My first question is, what season of the year is fashionably purple? Spring? Autumn?

My guess is that it is spring. This poem is saying that purple is naturally fashionable twice, first in the spring, and then again when the soul perceives that it is an Emperor. 

Autumn could make sense too though. There is a tradition of reading the late year as a kind of earned sovereignty. August has a deeper purple: wine-dark harvest tones. 

But “Fashionable” doesn’t sound like autumn to me. Fall tends to carry a sense of august inevitability, not trendiness. “Fashionable” feels lighter, as if the purple is in vogue, not hard-won.

It also makes sense that this season would be spring because it is traditionally associated with rebirth, which aligns with that sudden sense of inner grandeur Dickinson is describing.

When the early purple flowers are blooming the soul suddenly feels grand as “an Emperor."

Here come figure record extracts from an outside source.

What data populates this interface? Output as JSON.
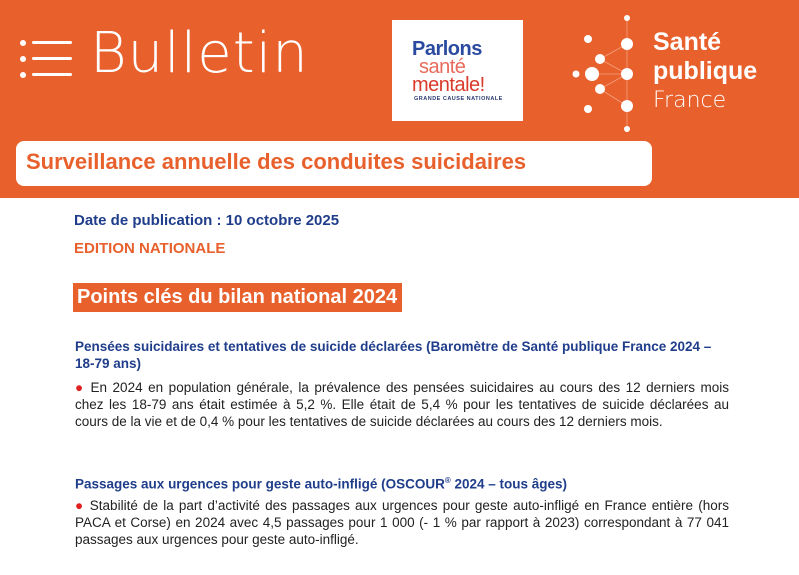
{
  "header": {
    "bulletin_title": "Bulletin",
    "partner_logo": {
      "line1": "Parlons",
      "line2": "santé",
      "line3": "mentale!",
      "tagline": "GRANDE CAUSE NATIONALE"
    },
    "org_logo": {
      "line1": "Santé",
      "line2": "publique",
      "line3": "France"
    },
    "subtitle": "Surveillance annuelle des conduites suicidaires",
    "colors": {
      "brand_orange": "#e8602c",
      "text_blue": "#1f3d8a",
      "bullet_red": "#e02020"
    }
  },
  "meta": {
    "publication_date": "Date de publication : 10 octobre 2025",
    "edition": "EDITION NATIONALE"
  },
  "key_points": {
    "title": "Points clés du bilan national 2024",
    "sections": [
      {
        "heading": "Pensées suicidaires et tentatives de suicide déclarées (Baromètre de Santé publique France 2024 – 18-79 ans)",
        "bullet": "●",
        "text": "En 2024 en population générale, la prévalence des pensées suicidaires au cours des 12 derniers mois chez les 18-79 ans était estimée à 5,2 %. Elle était de 5,4 % pour les tentatives de suicide déclarées au cours de la vie et de 0,4 % pour les tentatives de suicide déclarées au cours des 12 derniers mois."
      },
      {
        "heading_pre": "Passages aux urgences pour geste auto-infligé (OSCOUR",
        "heading_sup": "®",
        "heading_post": " 2024 – tous âges)",
        "bullet": "●",
        "text": "Stabilité de la part d’activité des passages aux urgences pour geste auto-infligé en France entière (hors PACA et Corse) en 2024 avec 4,5 passages pour 1 000 (- 1 % par rapport à 2023) correspondant à 77 041 passages aux urgences pour geste auto-infligé."
      }
    ]
  }
}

And maybe Dickinson is also letting us know that this feeling won't last forever. Normally one thinks of the soul as being beyond the the temporary. But here, it is reversed; feeling and soul are inextricably intertwined.

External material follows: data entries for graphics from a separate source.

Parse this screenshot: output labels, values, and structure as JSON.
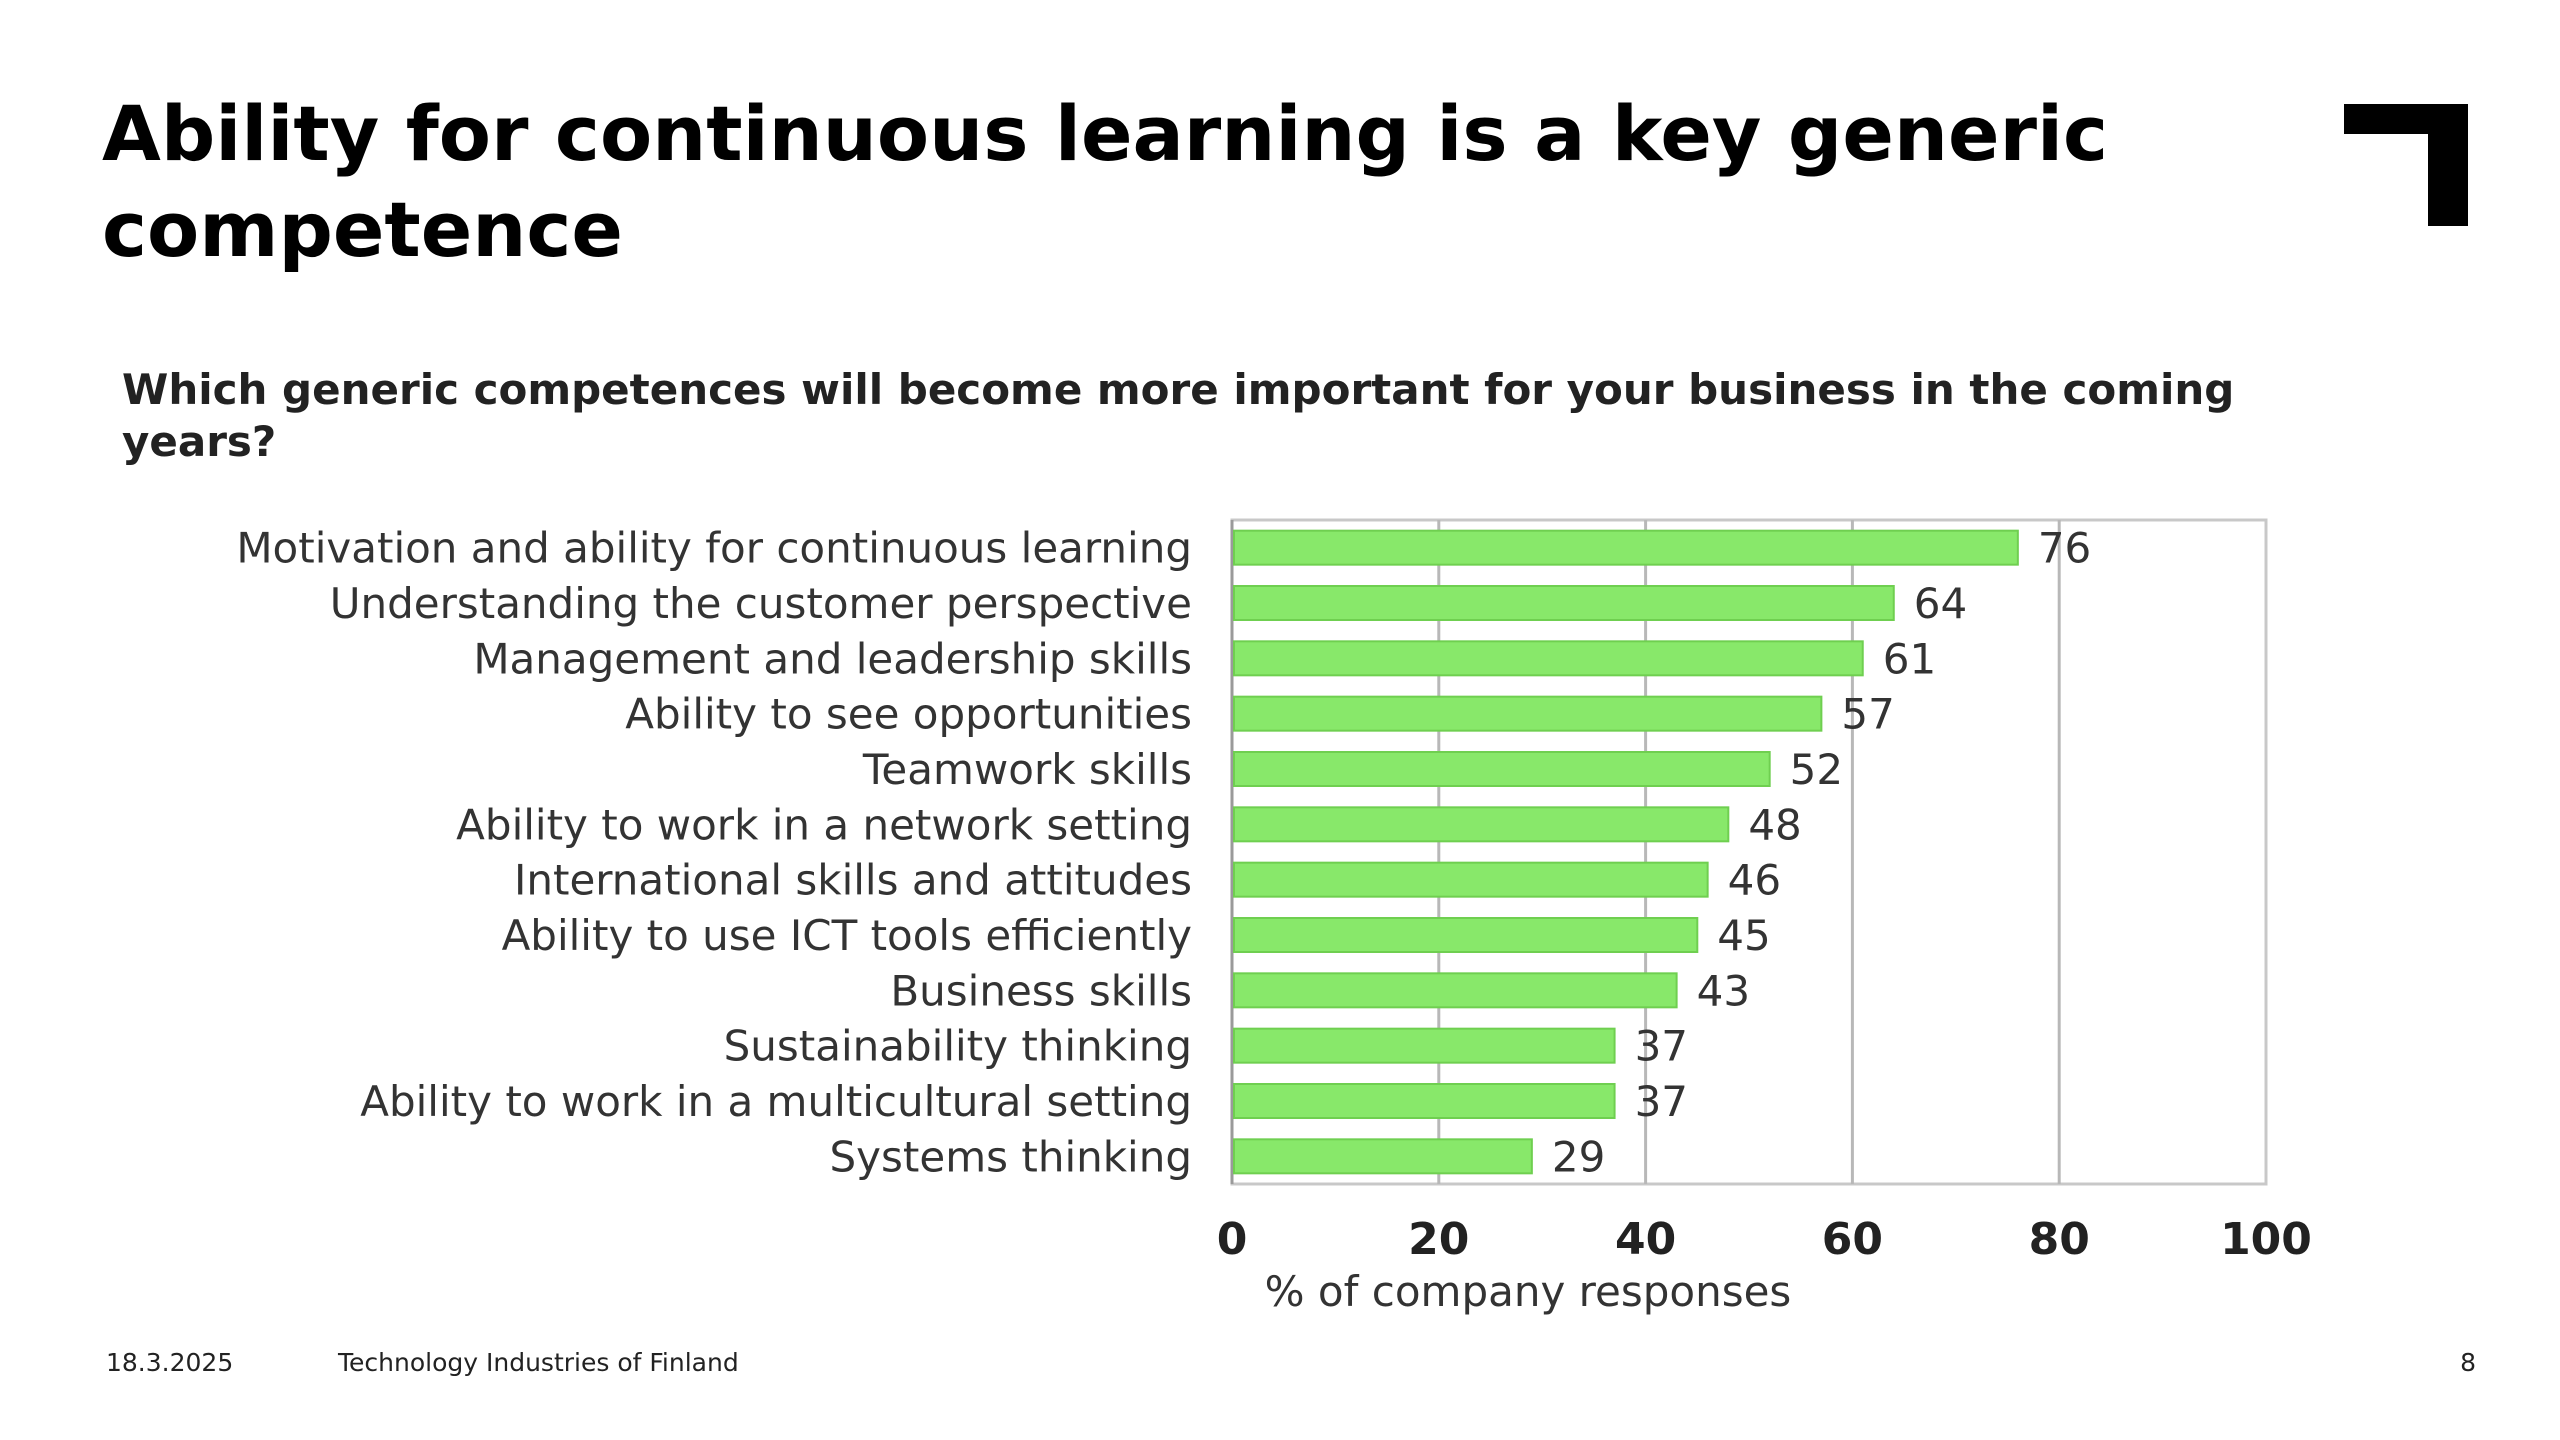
{
  "slide": {
    "title": "Ability for continuous learning is a key generic competence",
    "question": "Which generic competences will become more important for your business in the coming years?"
  },
  "footer": {
    "date": "18.3.2025",
    "organization": "Technology Industries of Finland",
    "page_number": "8"
  },
  "colors": {
    "bar": "#88e86a",
    "bar_stroke": "#6fcf50",
    "grid": "#b8b8b8",
    "text": "#333333"
  },
  "chart_data": {
    "type": "bar",
    "orientation": "horizontal",
    "categories": [
      "Motivation and ability for continuous learning",
      "Understanding the customer perspective",
      "Management and leadership skills",
      "Ability to see opportunities",
      "Teamwork skills",
      "Ability to work in a network setting",
      "International skills and attitudes",
      "Ability to use ICT tools efficiently",
      "Business skills",
      "Sustainability thinking",
      "Ability to work in a multicultural setting",
      "Systems thinking"
    ],
    "values": [
      76,
      64,
      61,
      57,
      52,
      48,
      46,
      45,
      43,
      37,
      37,
      29
    ],
    "xlabel": "% of company responses",
    "xlim": [
      0,
      100
    ],
    "xticks": [
      0,
      20,
      40,
      60,
      80,
      100
    ],
    "grid": true,
    "legend": "none"
  }
}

After all, Dickinson doesn’t say the soul is an emperor, only that it feels like one. It perceives itself so.  This feeling is seasonal and fashionable (temporary and subject to change) and self-perceived (possibly illusory).

Maybe the purple feeling of the soul is only temporary, and self-perceived, but it's still awesome. And just like Spring, it's bound to come around again. For a season at least the soul rules. 
     
    -/)dam Wade l)eGraff



My neighbor Quinn O'Sullivan took this video of spring purple in Sunnyside for Prowling Bee. 
The background song "Turned to Dust" is by Bonnie Prince Billy and Ronnie Bowman




Notes

1. David Preest agrees Dickinson must be talking about Spring: 

"'This season of the year’ is presumably spring. When she described the coming of spring in poem 140 Emily wrote that a ‘Tyrian light’ the village fills, ancient Tyre being famous for its purple dye. She also said in the same poem that spring was the season of ‘a purple finger [of the violet] on the slope.’"

2. I found a delightful paper on the subject, a deep dive the different moods and meanings of purple in Dickinson’s poems. 

3. From the above article I learned that Dickinson refers to purple in her poems more than any other color. It’s mentioned in 54 of her poems. That would make a good little book of poems if anyone's got the time and inclination. It would look fantastic too, with photos fitting every poem in all shades of purple.